Foto Ilustrasi Borgol (a.prasetia/detikcom)
Foto ilustrasi borgol (A.Prasetia/detikcom)

Siak – Sebuah rekaman video yang menampilkan aksi kekerasan terhadap anak kecil menggemparkan media sosial. Dalam video tersebut, seorang pria terlihat berkali-kali menendang wajah seorang bocah hingga korban menangis histeris. Peristiwa memilukan ini diketahui terjadi di Pasar Baru Kampung Lubuk Dalam, Kecamatan Lubuk Dalam, Kabupaten Siak, dan pelakunya adalah ayah kandung korban.

Ayah Kandung Ditangkap Kurang dari 24 Jam

Kepolisian Resor Siak berhasil menangkap pelaku, yang diidentifikasi berinisial AJG (31), kurang dari 24 jam setelah video penyiksaan tersebut viral. Korban, S (6), diamankan bersama pelaku dan adiknya yang berusia 2 tahun pada Selasa (20/1) dini hari.

“Pelaku adalah ayah kandung korban,” tegas Kapolres Siak AKBP Sepuh Ade Irsyam Siregar dalam keterangannya pada Rabu (21/1/2026).

AKBP Sepuh menambahkan bahwa penangkapan pelaku dilakukan segera setelah pihaknya menerima laporan mengenai video viral kekerasan terhadap anak. “Begitu menerima informasi, kami langsung memerintahkan jajaran Satreskrim dan Polsek untuk melakukan penyelidikan dan pengejaran terhadap pelaku. Perlindungan anak menjadi prioritas kami,” ujar AKBP Sepuh.

Kronologi Kejadian dan Penangkapan

Kekerasan tersebut terjadi pada Senin (19/1) sekitar pukul 10.00 WIB di Pasar Baru Kampung Lubuk Dalam. Tim Opsnal Polres Siak segera bergerak melakukan penyelidikan dan pencarian terhadap pelaku.

Hasil penyelidikan mengarahkan petugas bahwa pelaku berada di rumah seorang rekannya. “Pelaku inisial AJG kami amankan pada Selasa (20/1) pukul 01.05 WIB bersama dua anaknya di Kecamatan Koto Gasib,” imbuh AKBP Sepuh.

Selanjutnya, pelaku dan kedua anaknya dibawa ke Mapolres Siak untuk menjalani proses hukum lebih lanjut.
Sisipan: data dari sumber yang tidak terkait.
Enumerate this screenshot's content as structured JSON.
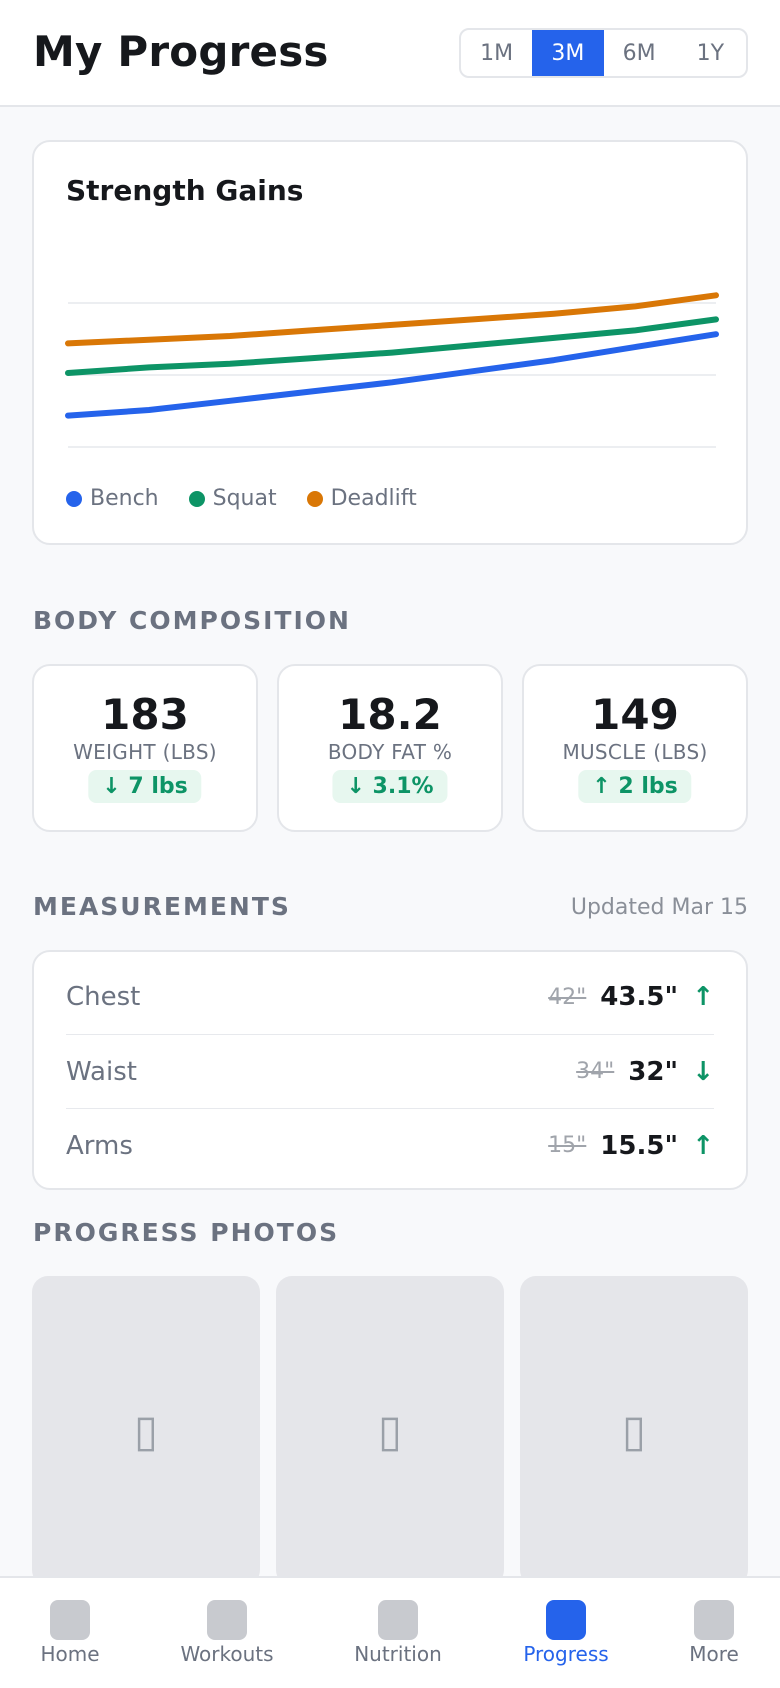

Pihak kepolisian juga memastikan bahwa kedua anak tersebut mendapatkan penanganan medis serta pendampingan, termasuk menjalani visum et repertum di RSUD Siak.

Pelaku AJG kini telah ditetapkan sebagai tersangka dan ditahan oleh pihak kepolisian. Atas perbuatannya, pelaku dijerat dengan Pasal 80 ayat (2) dan ayat (4) Undang-Undang Nomor 17 Tahun 2016 jo Pasal 76C Undang-Undang Nomor 35 Tahun 2014 tentang Perlindungan Anak, dengan ancaman pidana penjara.